What had first particularly attracted my attention was this pair of doors:
There were plenty more of a less figurative style:
Plus windows, matching or otherwise:
There were assorted tiles and lamps and light switches:
and even some original paint, for those restorers truly dedicated to authenticity:
There were old fire places:
and a basin I swear came from the house we lived in in Kuala Lumpur when I was a child - the bathroom there was exactly that teeth setting shade of green:
Sadly, when you looked at the streets adjacent to the salvage yard, it was all too easy to see where most of the salvage had come from - it appeared that quite a few lovely buildings had made way for boxes and graffitied corrugated iron:
The odd thing is that I worked in this exact area of Melbourne when I was 20 and somehow I never noticed how pretty the buildings were. It was pretty rough at the time, but all the same, I can't understand how I missed the basic charm of the architecture.

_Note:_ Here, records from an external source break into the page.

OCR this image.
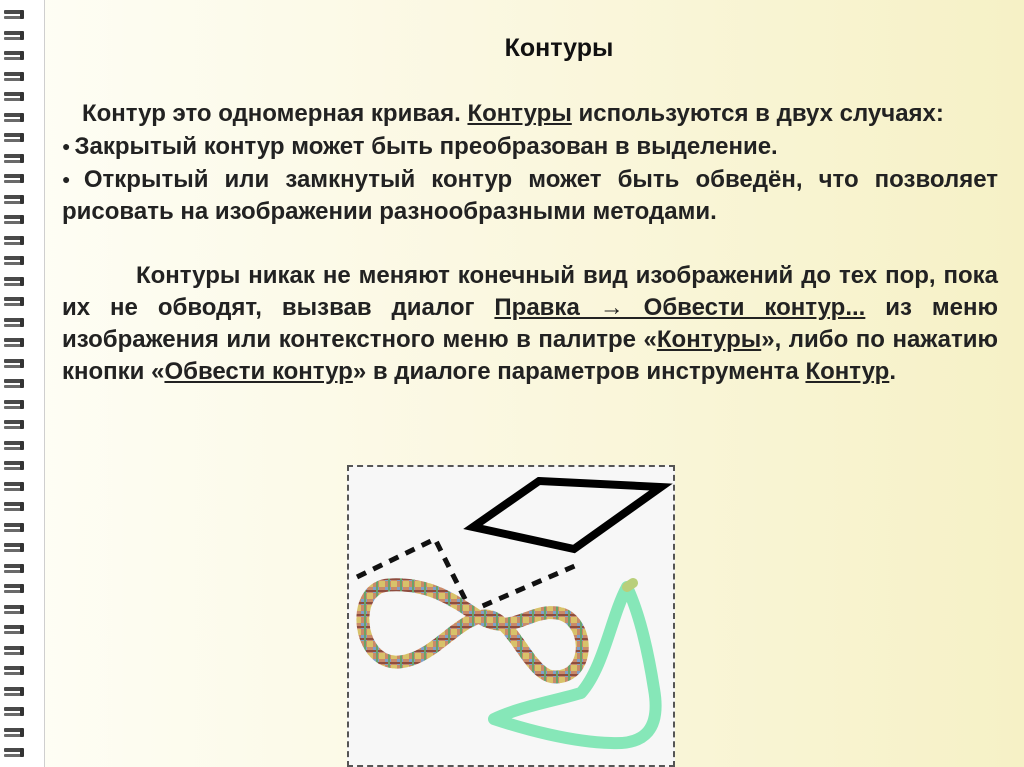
Контуры

Контур это одномерная кривая. Контуры используются в двух случаях:

● Закрытый контур может быть преобразован в выделение.

● Открытый или замкнутый контур может быть обведён, что позволяет рисовать на изображении разнообразными методами.

Контуры никак не меняют конечный вид изображений до тех пор, пока их не обводят, вызвав диалог Правка → Обвести контур... из меню изображения или контекстного меню в палитре «Контуры», либо по нажатию кнопки «Обвести контур» в диалоге параметров инструмента Контур.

At the time, I loathed the place, but then again, I was working on the counter of the local Social Security office during a recession and that job would have jaded anybody's view of the world:
It appears that there are lots of people who still don't appreciate these sweet little houses and prefer to knock them down and put up something made out of packing cases instead:
Now that my eyes have been opened, I much prefer the older way of building, with its fondness for decorative details, none of which I ever noticed when I used to pass them each day:
Who was Eleanor, I wonder |
I never noticed these great piles up the road either - presumably they were owned by the people who employed the people in the little houses down the road:
The second one looks as if it is trying to ape Government House, Melbourne, which, in its turn, is thought to have been imitating Queen Victoria's Osborne on the Isle of Wight.
I know I harp on about it, but I do think, despite their often being more spacious and practical and light and so forth, that the buildings of today are much less interesting to look at and much less pleasing to live in than those of earlier times.